BoDoï et une enseignante de la licence professionnelle « Métiers de l’édition – spécialité métiers de l’édition, des bibliothèques et du commerce du livre » de l’université Paris-5 Descartes (IUT) ont proposé à une trentaine d’étudiants de se prêter au jeu de la critique de bandes dessinées. Dans une liste pré-définie de 40 titres récents, ils ont pioché et rédigé une critique dans un format proche de celles publiées sur BoDoï (court, précis, argumenté). Ils étaient évalués sur leur style, la grammaire et l’orthographe, leur culture littéraire, la pertinence de leur prescription et leur niveau d’analyse de l’oeuvre. Dernière livraison, ce jeudi, des meilleures chroniques (légèrement corrigées). (lire la première série ici, la deuxième là et la troisième ici).

Pour en finir avec le cinéma.
Par Blutch. Dargaud.

cinema_couvConstruit de manière originale, sans véritable scénario, Pour en finir avec le cinéma nous propose de suivre un narrateur plus ou moins présent tout au long de l’ouvrage, avec pour fil conducteur le 7e art, on l’aura compris. Mais il n’est pas question ici d’en finir avec quoi que ce soit.
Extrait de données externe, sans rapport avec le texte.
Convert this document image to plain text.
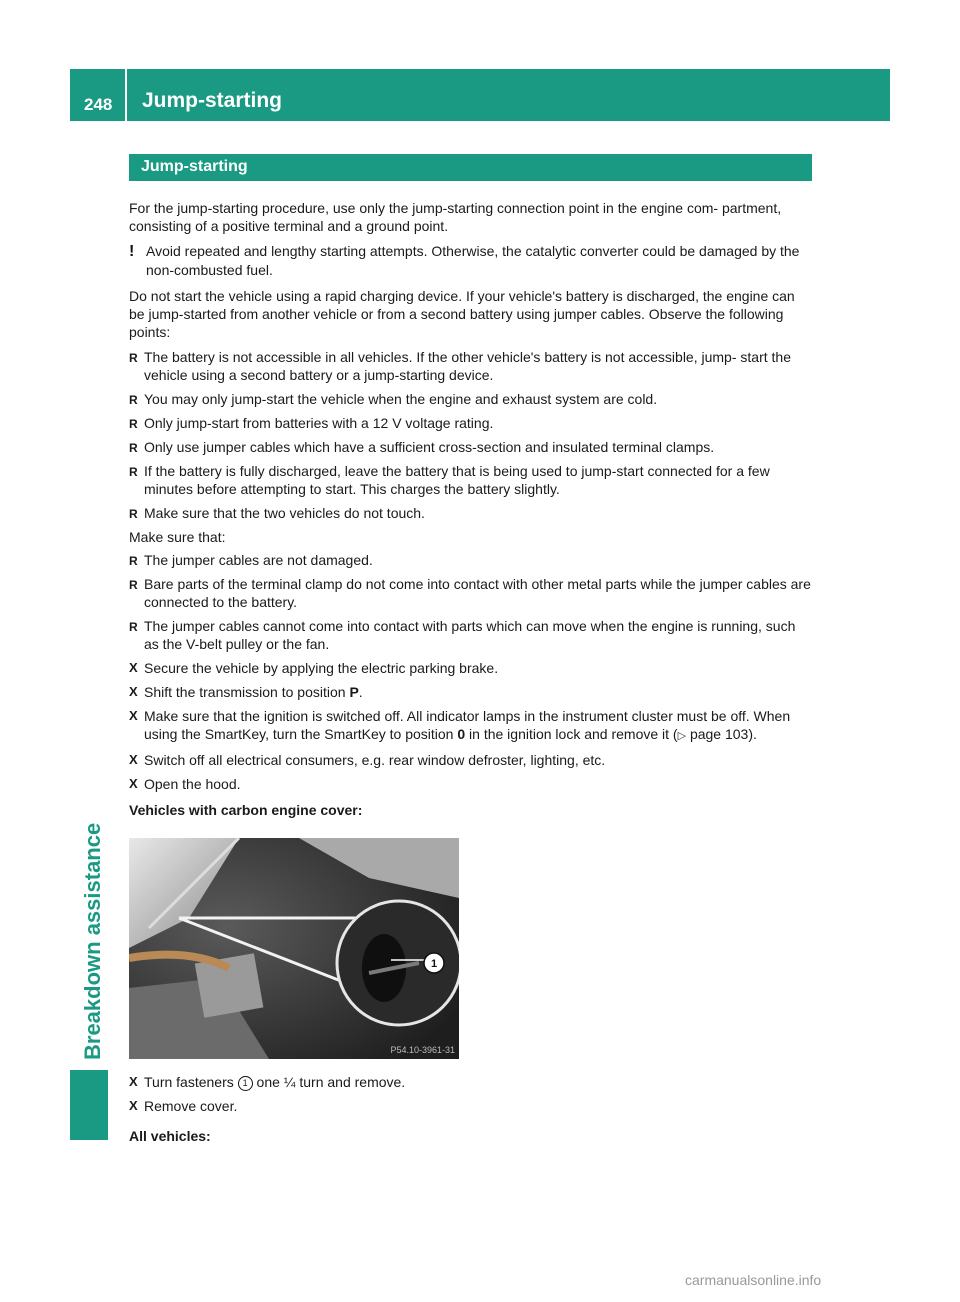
248 Jump-starting
Breakdown assistance
Jump-starting

For the jump-starting procedure, use only the jump-starting connection point in the engine com- partment, consisting of a positive terminal and a ground point.

! Avoid repeated and lengthy starting attempts. Otherwise, the catalytic converter could be damaged by the non-combusted fuel.

Do not start the vehicle using a rapid charging device. If your vehicle's battery is discharged, the engine can be jump-started from another vehicle or from a second battery using jumper cables. Observe the following points:

R The battery is not accessible in all vehicles. If the other vehicle's battery is not accessible, jump- start the vehicle using a second battery or a jump-starting device.
R You may only jump-start the vehicle when the engine and exhaust system are cold.
R Only jump-start from batteries with a 12 V voltage rating.
R Only use jumper cables which have a sufficient cross-section and insulated terminal clamps.
R If the battery is fully discharged, leave the battery that is being used to jump-start connected for a few minutes before attempting to start. This charges the battery slightly.
R Make sure that the two vehicles do not touch.

Make sure that:

R The jumper cables are not damaged.
R Bare parts of the terminal clamp do not come into contact with other metal parts while the jumper cables are connected to the battery.
R The jumper cables cannot come into contact with parts which can move when the engine is running, such as the V-belt pulley or the fan.
X Secure the vehicle by applying the electric parking brake.
X Shift the transmission to position P.
X Make sure that the ignition is switched off. All indicator lamps in the instrument cluster must be off. When using the SmartKey, turn the SmartKey to position 0 in the ignition lock and remove it (▷ page 103).
X Switch off all electrical consumers, e.g. rear window defroster, lighting, etc.
X Open the hood.

Vehicles with carbon engine cover:

1
P54.10-3961-31
X Turn fasteners 1 one ¼ turn and remove.
X Remove cover.

All vehicles:

carmanualsonline.info
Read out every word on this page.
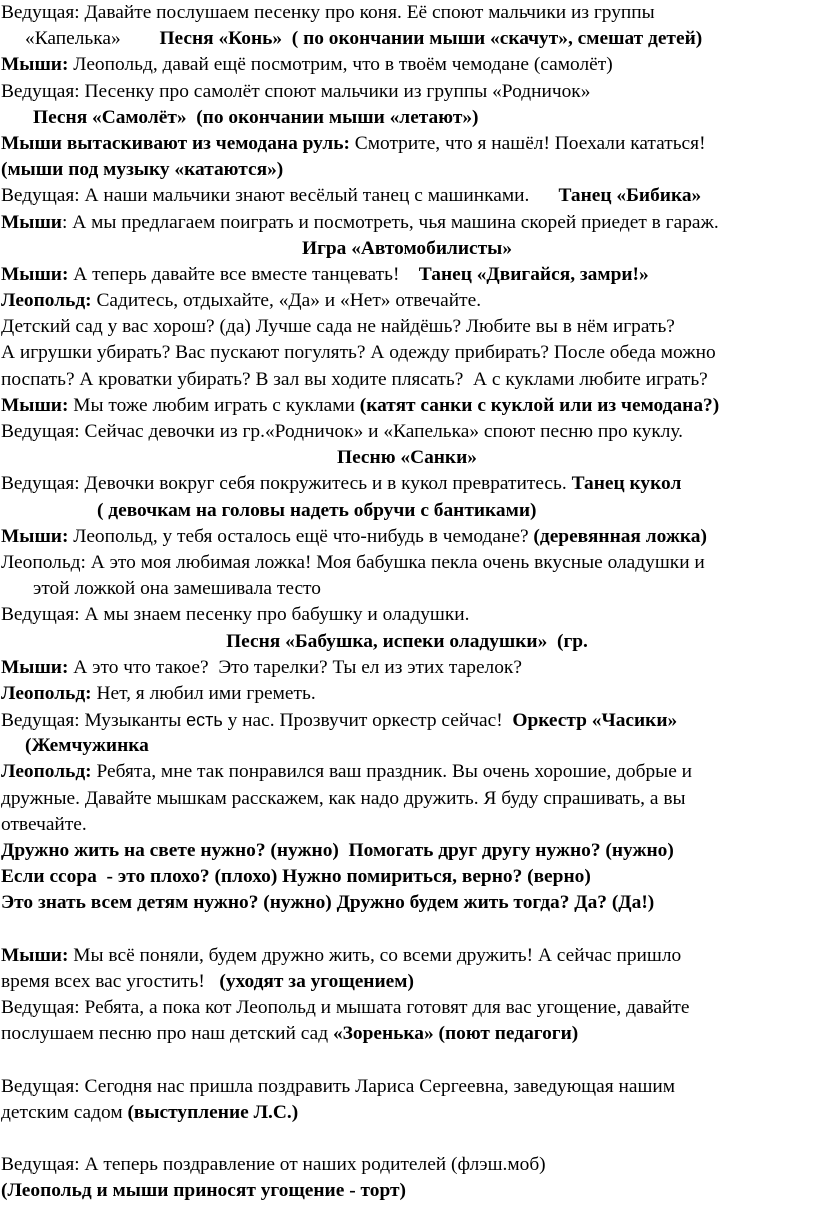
Ведущая: Давайте послушаем песенку про коня. Её споют мальчики из группы
«Капелька»        Песня «Конь»  ( по окончании мыши «скачут», смешат детей)
Мыши: Леопольд, давай ещё посмотрим, что в твоём чемодане (самолёт)
Ведущая: Песенку про самолёт споют мальчики из группы «Родничок»
Песня «Самолёт»  (по окончании мыши «летают»)
Мыши вытаскивают из чемодана руль: Смотрите, что я нашёл! Поехали кататься!
(мыши под музыку «катаются»)
Ведущая: А наши мальчики знают весёлый танец с машинками.      Танец «Бибика»
Мыши: А мы предлагаем поиграть и посмотреть, чья машина скорей приедет в гараж.
Игра «Автомобилисты»
Мыши: А теперь давайте все вместе танцевать!    Танец «Двигайся, замри!»
Леопольд: Садитесь, отдыхайте, «Да» и «Нет» отвечайте.
Детский сад у вас хорош? (да) Лучше сада не найдёшь? Любите вы в нём играть?
А игрушки убирать? Вас пускают погулять? А одежду прибирать? После обеда можно
поспать? А кроватки убирать? В зал вы ходите плясать?  А с куклами любите играть?
Мыши: Мы тоже любим играть с куклами (катят санки с куклой или из чемодана?)
Ведущая: Сейчас девочки из гр.«Родничок» и «Капелька» споют песню про куклу.
Песню «Санки»
Ведущая: Девочки вокруг себя покружитесь и в кукол превратитесь. Танец кукол
( девочкам на головы надеть обручи с бантиками)
Мыши: Леопольд, у тебя осталось ещё что-нибудь в чемодане? (деревянная ложка)
Леопольд: А это моя любимая ложка! Моя бабушка пекла очень вкусные оладушки и
этой ложкой она замешивала тесто
Ведущая: А мы знаем песенку про бабушку и оладушки.
Песня «Бабушка, испеки оладушки»  (гр.
Мыши: А это что такое?  Это тарелки? Ты ел из этих тарелок?
Леопольд: Нет, я любил ими греметь.
Ведущая: Музыканты есть у нас. Прозвучит оркестр сейчас!  Оркестр «Часики»
(Жемчужинка
Леопольд: Ребята, мне так понравился ваш праздник. Вы очень хорошие, добрые и
дружные. Давайте мышкам расскажем, как надо дружить. Я буду спрашивать, а вы
отвечайте.
Дружно жить на свете нужно? (нужно)  Помогать друг другу нужно? (нужно)
Если ссора  - это плохо? (плохо) Нужно помириться, верно? (верно)
Это знать всем детям нужно? (нужно) Дружно будем жить тогда? Да? (Да!)
Мыши: Мы всё поняли, будем дружно жить, со всеми дружить! А сейчас пришло
время всех вас угостить!   (уходят за угощением)
Ведущая: Ребята, а пока кот Леопольд и мышата готовят для вас угощение, давайте
послушаем песню про наш детский сад «Зоренька» (поют педагоги)
Ведущая: Сегодня нас пришла поздравить Лариса Сергеевна, заведующая нашим
детским садом (выступление Л.С.)
Ведущая: А теперь поздравление от наших родителей (флэш.моб)
(Леопольд и мыши приносят угощение - торт)
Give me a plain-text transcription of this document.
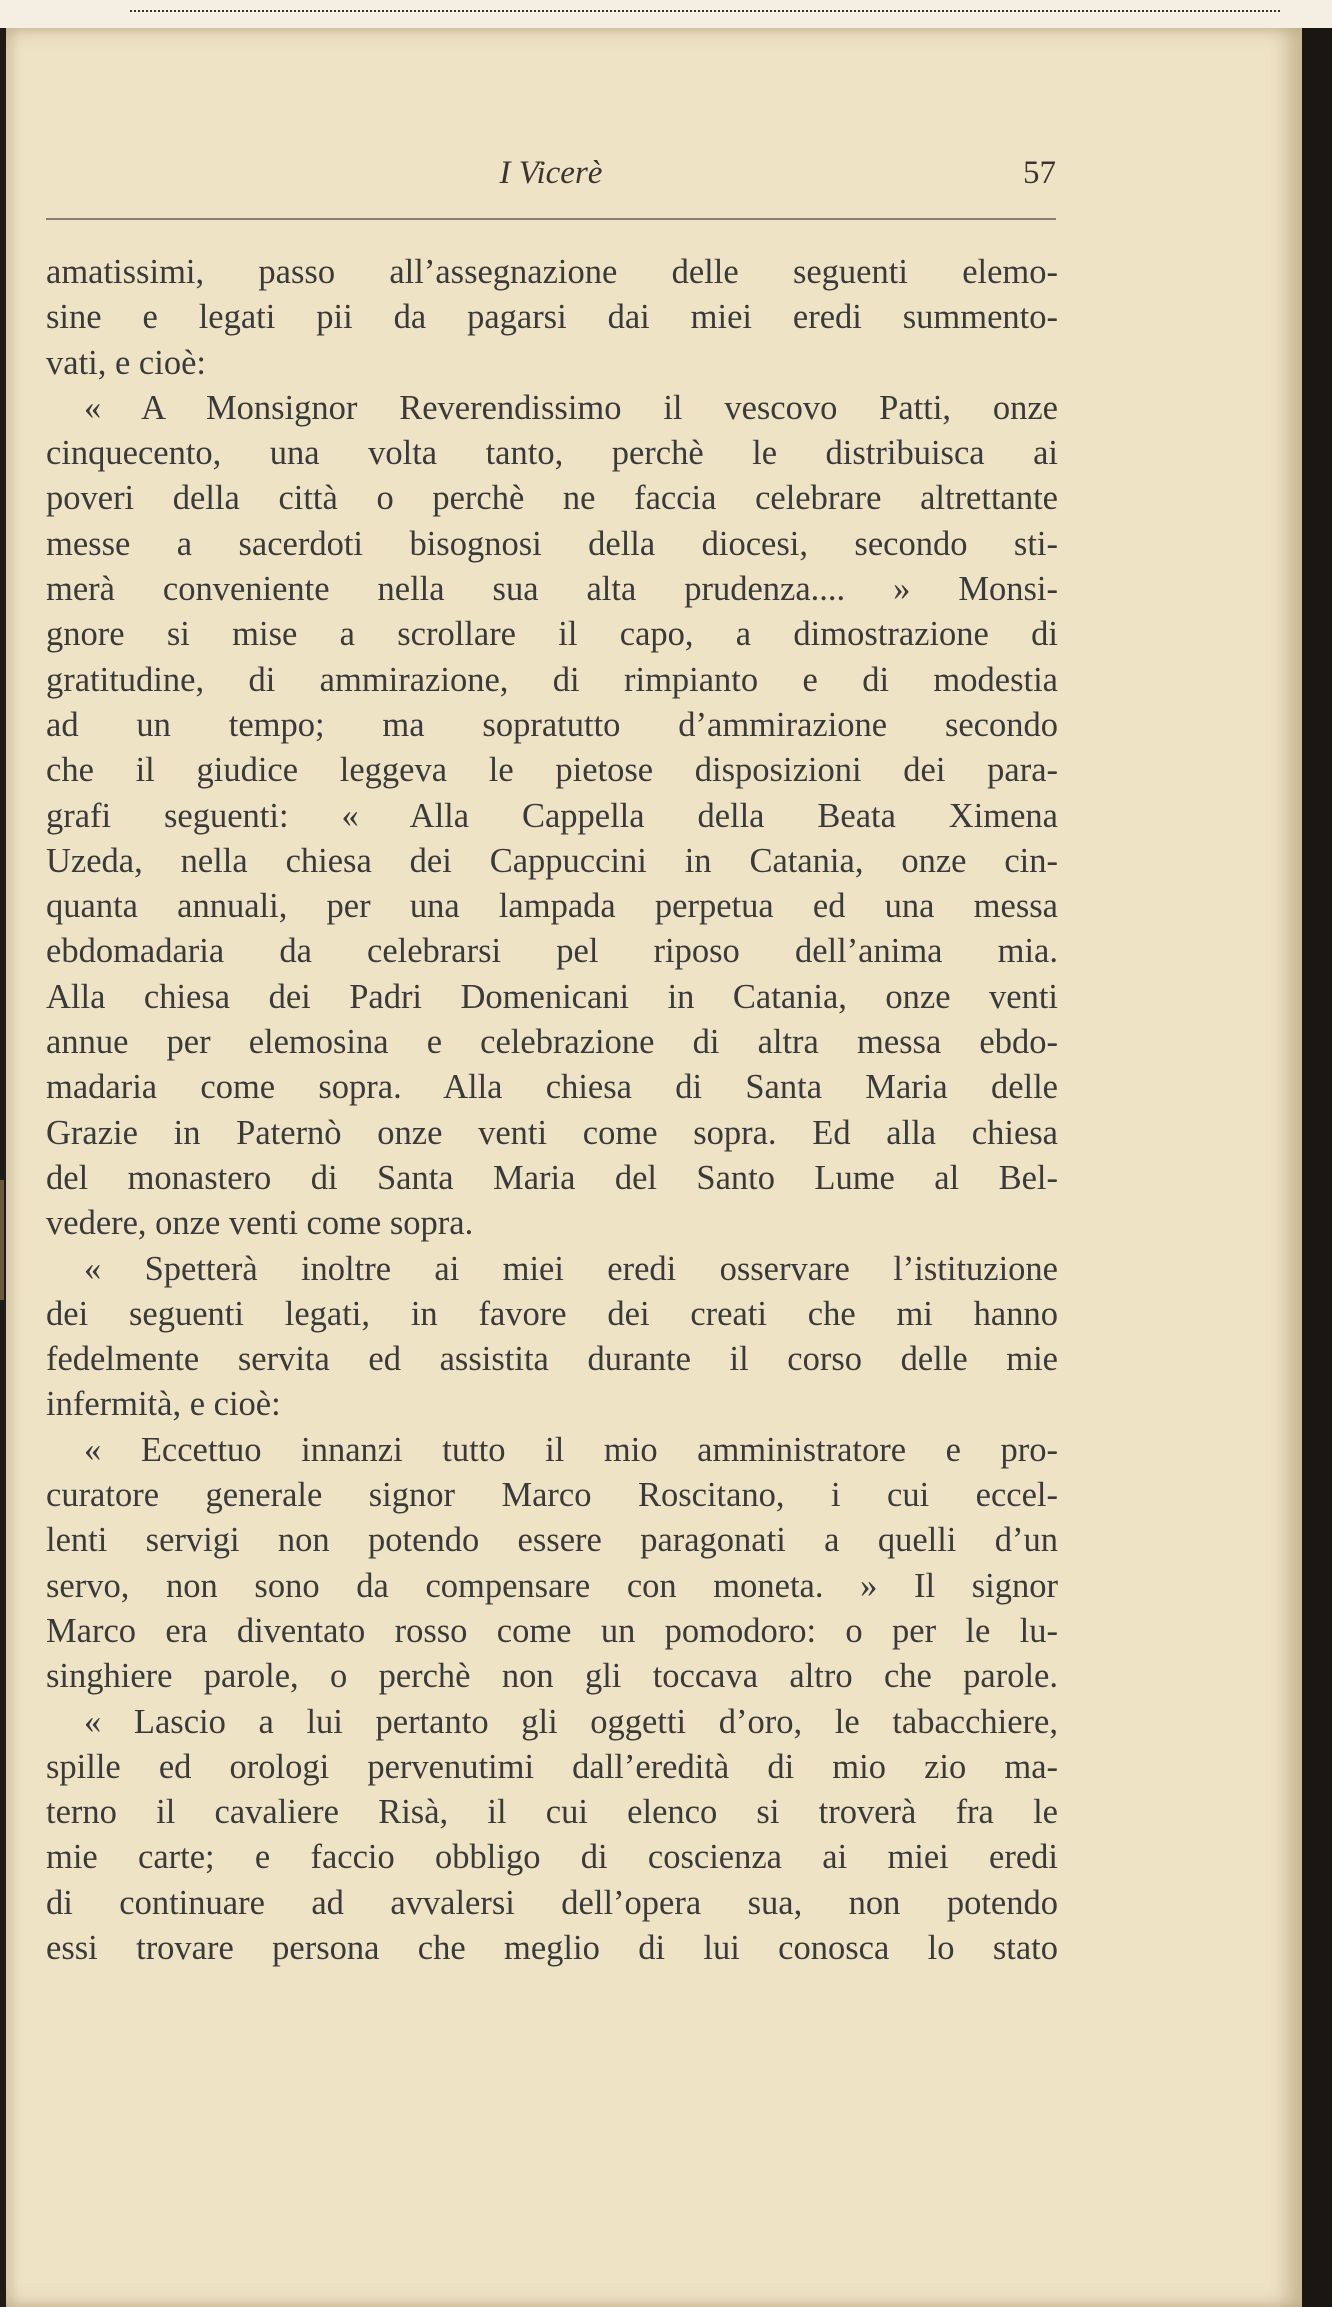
I Vicerè	57
amatissimi, passo all’assegnazione delle seguenti elemo-
sine e legati pii da pagarsi dai miei eredi summento-
vati, e cioè:
« A Monsignor Reverendissimo il vescovo Patti, onze
cinquecento, una volta tanto, perchè le distribuisca ai
poveri della città o perchè ne faccia celebrare altrettante
messe a sacerdoti bisognosi della diocesi, secondo sti-
merà conveniente nella sua alta prudenza.... » Monsi-
gnore si mise a scrollare il capo, a dimostrazione di
gratitudine, di ammirazione, di rimpianto e di modestia
ad un tempo; ma sopratutto d’ammirazione secondo
che il giudice leggeva le pietose disposizioni dei para-
grafi seguenti: « Alla Cappella della Beata Ximena
Uzeda, nella chiesa dei Cappuccini in Catania, onze cin-
quanta annuali, per una lampada perpetua ed una messa
ebdomadaria da celebrarsi pel riposo dell’anima mia.
Alla chiesa dei Padri Domenicani in Catania, onze venti
annue per elemosina e celebrazione di altra messa ebdo-
madaria come sopra. Alla chiesa di Santa Maria delle
Grazie in Paternò onze venti come sopra. Ed alla chiesa
del monastero di Santa Maria del Santo Lume al Bel-
vedere, onze venti come sopra.
« Spetterà inoltre ai miei eredi osservare l’istituzione
dei seguenti legati, in favore dei creati che mi hanno
fedelmente servita ed assistita durante il corso delle mie
infermità, e cioè:
« Eccettuo innanzi tutto il mio amministratore e pro-
curatore generale signor Marco Roscitano, i cui eccel-
lenti servigi non potendo essere paragonati a quelli d’un
servo, non sono da compensare con moneta. » Il signor
Marco era diventato rosso come un pomodoro: o per le lu-
singhiere parole, o perchè non gli toccava altro che parole.
« Lascio a lui pertanto gli oggetti d’oro, le tabacchiere,
spille ed orologi pervenutimi dall’eredità di mio zio ma-
terno il cavaliere Risà, il cui elenco si troverà fra le
mie carte; e faccio obbligo di coscienza ai miei eredi
di continuare ad avvalersi dell’opera sua, non potendo
essi trovare persona che meglio di lui conosca lo stato
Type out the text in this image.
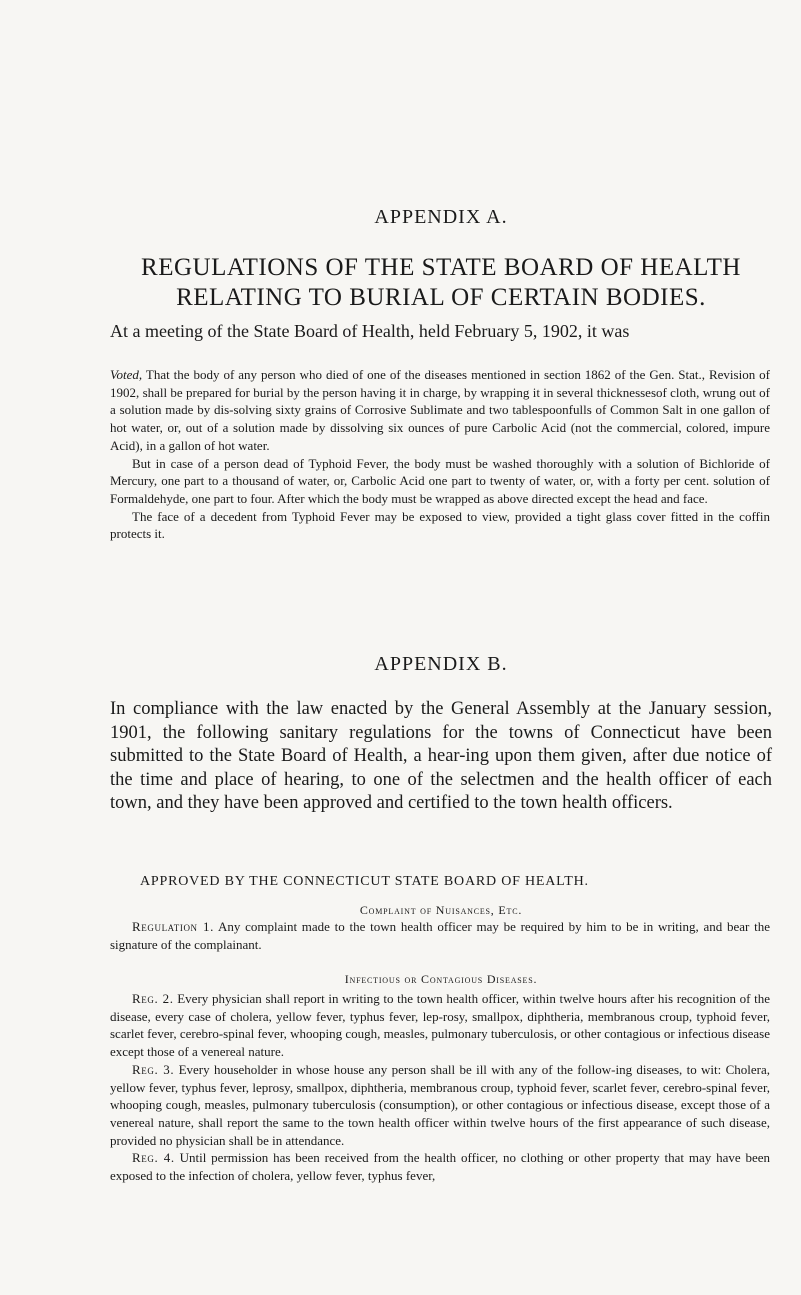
APPENDIX A.
REGULATIONS OF THE STATE BOARD OF HEALTH
RELATING TO BURIAL OF CERTAIN BODIES.
At a meeting of the State Board of Health, held February 5, 1902, it was

Voted, That the body of any person who died of one of the diseases mentioned in section 1862 of the Gen. Stat., Revision of 1902, shall be prepared for burial by the person having it in charge, by wrapping it in several thicknessesof cloth, wrung out of a solution made by dis-solving sixty grains of Corrosive Sublimate and two tablespoonfulls of Common Salt in one gallon of hot water, or, out of a solution made by dissolving six ounces of pure Carbolic Acid (not the commercial, colored, impure Acid), in a gallon of hot water.

But in case of a person dead of Typhoid Fever, the body must be washed thoroughly with a solution of Bichloride of Mercury, one part to a thousand of water, or, Carbolic Acid one part to twenty of water, or, with a forty per cent. solution of Formaldehyde, one part to four. After which the body must be wrapped as above directed except the head and face.

The face of a decedent from Typhoid Fever may be exposed to view, provided a tight glass cover fitted in the coffin protects it.

APPENDIX B.
In compliance with the law enacted by the General Assembly at the January session, 1901, the following sanitary regulations for the towns of Connecticut have been submitted to the State Board of Health, a hear-ing upon them given, after due notice of the time and place of hearing, to one of the selectmen and the health officer of each town, and they have been approved and certified to the town health officers.
APPROVED BY THE CONNECTICUT STATE BOARD OF HEALTH.
Complaint of Nuisances, Etc.

Regulation 1. Any complaint made to the town health officer may be required by him to be in writing, and bear the signature of the complainant.

Infectious or Contagious Diseases.

Reg. 2. Every physician shall report in writing to the town health officer, within twelve hours after his recognition of the disease, every case of cholera, yellow fever, typhus fever, lep-rosy, smallpox, diphtheria, membranous croup, typhoid fever, scarlet fever, cerebro-spinal fever, whooping cough, measles, pulmonary tuberculosis, or other contagious or infectious disease except those of a venereal nature.

Reg. 3. Every householder in whose house any person shall be ill with any of the follow-ing diseases, to wit: Cholera, yellow fever, typhus fever, leprosy, smallpox, diphtheria, membranous croup, typhoid fever, scarlet fever, cerebro-spinal fever, whooping cough, measles, pulmonary tuberculosis (consumption), or other contagious or infectious disease, except those of a venereal nature, shall report the same to the town health officer within twelve hours of the first appearance of such disease, provided no physician shall be in attendance.

Reg. 4. Until permission has been received from the health officer, no clothing or other property that may have been exposed to the infection of cholera, yellow fever, typhus fever,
Entre attraction et répulsion, ce mystérieux personnage, tout autant rêveur que violent, nous emmène avec lui dans ses fantasmes cinématographiques qui prennent très vite le dessus sur le réel.

A travers de petites séquences, que l’on pourrait comparer à une série de courts-métrages, reconnaissables par leur couleur de fond, on passe d’un thème à l’autre au fil des pages. Le procédé est intéressant : il sert la (re)découverte d’une galerie d’acteurs et de réalisateurs mythiques (Paul Newman, Burt Lancaster,…) ou oubliés (Robert Ryan, Warren Oates,…), pour finalement nous mener à l’ultime voyage en train, à travers le cinéma comme un pays où les gares se nommeraient Buñuel, Godard, ou encore Hitchcock.

Au premier abord effrayant, le cinéma étant une affaire de connaisseurs, l’album de Blutch apparaît en fait comme une œuvre très personnelle, à la fois humble et exigeante, comme une ode au cinéma par un passionné qui ressent le besoin de questionner sa passion. Ainsi l’album regorge de références qui ne parleront pas toujours au non-initié, mais celui-ci pourra toutefois apprécier les nombreux aphorismes (« les vivants ont cet avantage sur les morts, cher monsieur : ils ont le dernier mot », envoie une jeune inconnue dans un train à Michel Piccoli, à qui elle a auparavant fait l’affront de demander « vous connaissez Buñuel ? ») ainsi que la finesse du trait de Blutch.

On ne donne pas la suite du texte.